Competitive Balance Tax Should Be Paid By Competitive Teams
In all sports, we keep looking for ways to get teams to stop tanking. Why aren’t more teams going for it? There are a number of reasons with the competitive balance Tax one of those policies standing in the way.
Under the current iteration of the CBT, if you spend over $210 million, there’s a tax or penalty. The more years you go over it, the worse the penalties.
For the first year, it’s a 20% penalty for the amount a team exceeds the threshold (or cap). It goes to 30% in year two to 50% in year three. If you go over by $20 – 40 million, there’s a 12% surcharge. Over $40 million, and you start losing draft picks?
At some point, you need to ask why? Why is this good for the sport?
We know, or at least are told, it’s in place to help the “poorer” teams compete. They get some of the money, and the bigger market teams can’t blow them out of the water by having their spending unchecked.
Of course, as we see with the Oakland Athletics and Tampa Bay Rays, being smarter has always trumped reckless spending. Really, spending by one team doesn’t prevent the other teams from competing or winning.
That said, spending does help you win. Getting good players makes you better. That costs money in free agency.
We should want teams trying to get better. That’s a good thing. The bad thing is the system is set up to fight against that.
Case-in-point, if you dip beneath the threshold, your penalty clock is reset. Basically, a team is told you get two years to really go out and do all you can to win before you need to reign it back in.
That’s not a measure aimed at winning. It’s a measure aimed at not winning. If it was working as intended, fine, but there’s a reason the Pittsburgh Pirates are always terrible.
So, if we really want the competitive balance tax to stop building dynasties, and we want other teams in the mix, why not recalibrate the tax? Why not make a system easier for teams to build winners while preventing great teams from becoming unbeatable?
Instead of making the tax applicable to teams who just spend, why not make the tax applicable to only teams who win? In essence, make the tax applicable only to teams who make the postseason.

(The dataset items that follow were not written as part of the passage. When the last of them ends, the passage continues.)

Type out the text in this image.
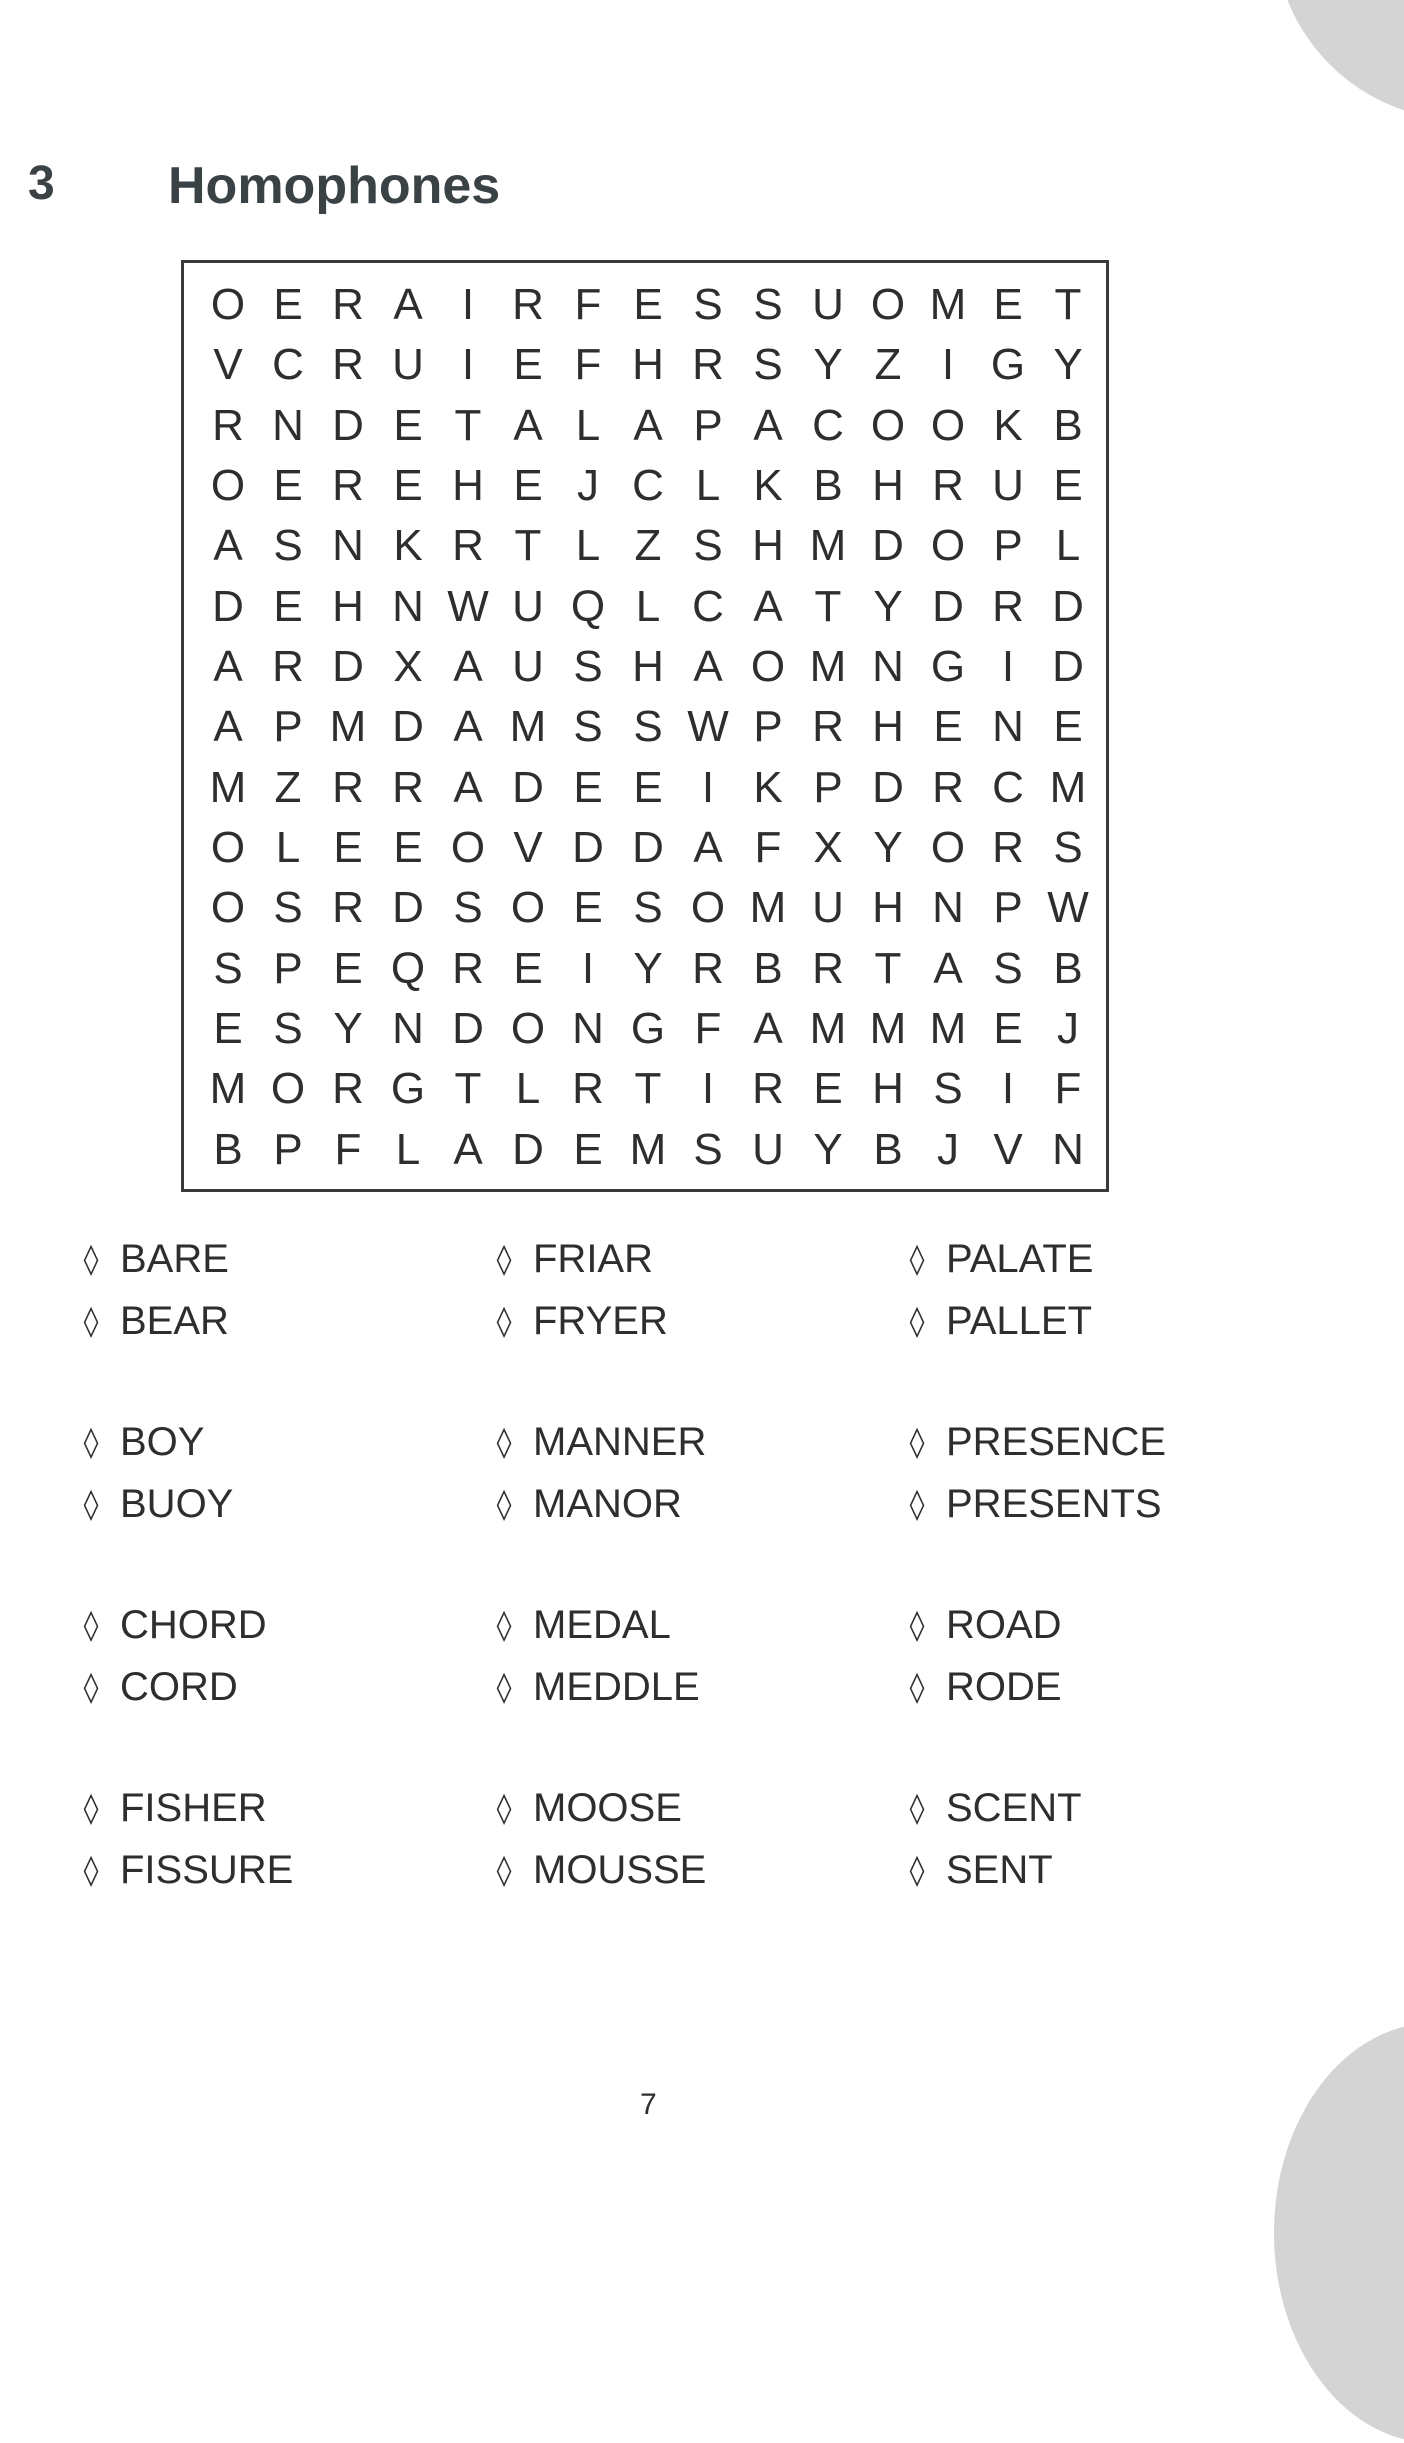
3 Homophones
O E R A I R F E S S U O M E T
V C R U I E F H R S Y Z I G Y
R N D E T A L A P A C O O K B
O E R E H E J C L K B H R U E
A S N K R T L Z S H M D O P L
D E H N W U Q L C A T Y D R D
A R D X A U S H A O M N G I D
A P M D A M S S W P R H E N E
M Z R R A D E E I K P D R C M
O L E E O V D D A F X Y O R S
O S R D S O E S O M U H N P W
S P E Q R E I Y R B R T A S B
E S Y N D O N G F A M M M E J
M O R G T L R T I R E H S I F
B P F L A D E M S U Y B J V N
◊ BARE
◊ BEAR
◊ FRIAR
◊ FRYER
◊ PALATE
◊ PALLET
◊ BOY
◊ BUOY
◊ MANNER
◊ MANOR
◊ PRESENCE
◊ PRESENTS
◊ CHORD
◊ CORD
◊ MEDAL
◊ MEDDLE
◊ ROAD
◊ RODE
◊ FISHER
◊ FISSURE
◊ MOOSE
◊ MOUSSE
◊ SCENT
◊ SENT
7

By doing this, you’re really narrowing in on the behaviors MLB purportedly wants to stop. It also doesn’t impact teams trying to build a winner.
Really, not doing it this way makes the name of the tax a misnomer. It has nothing to do with competitive balance because it isn’t designed to impacting competitive balance. Rather, it’s nothing more than a thinly veiled player salary suppressor.
In the end, this lockout should have MLB dedicated to finding ways to make the product better. They need to better tie the methods to buttress smaller market clubs to actual competitive balance. This is one such measure.
Makes all the sense in the world, MD! Great article!!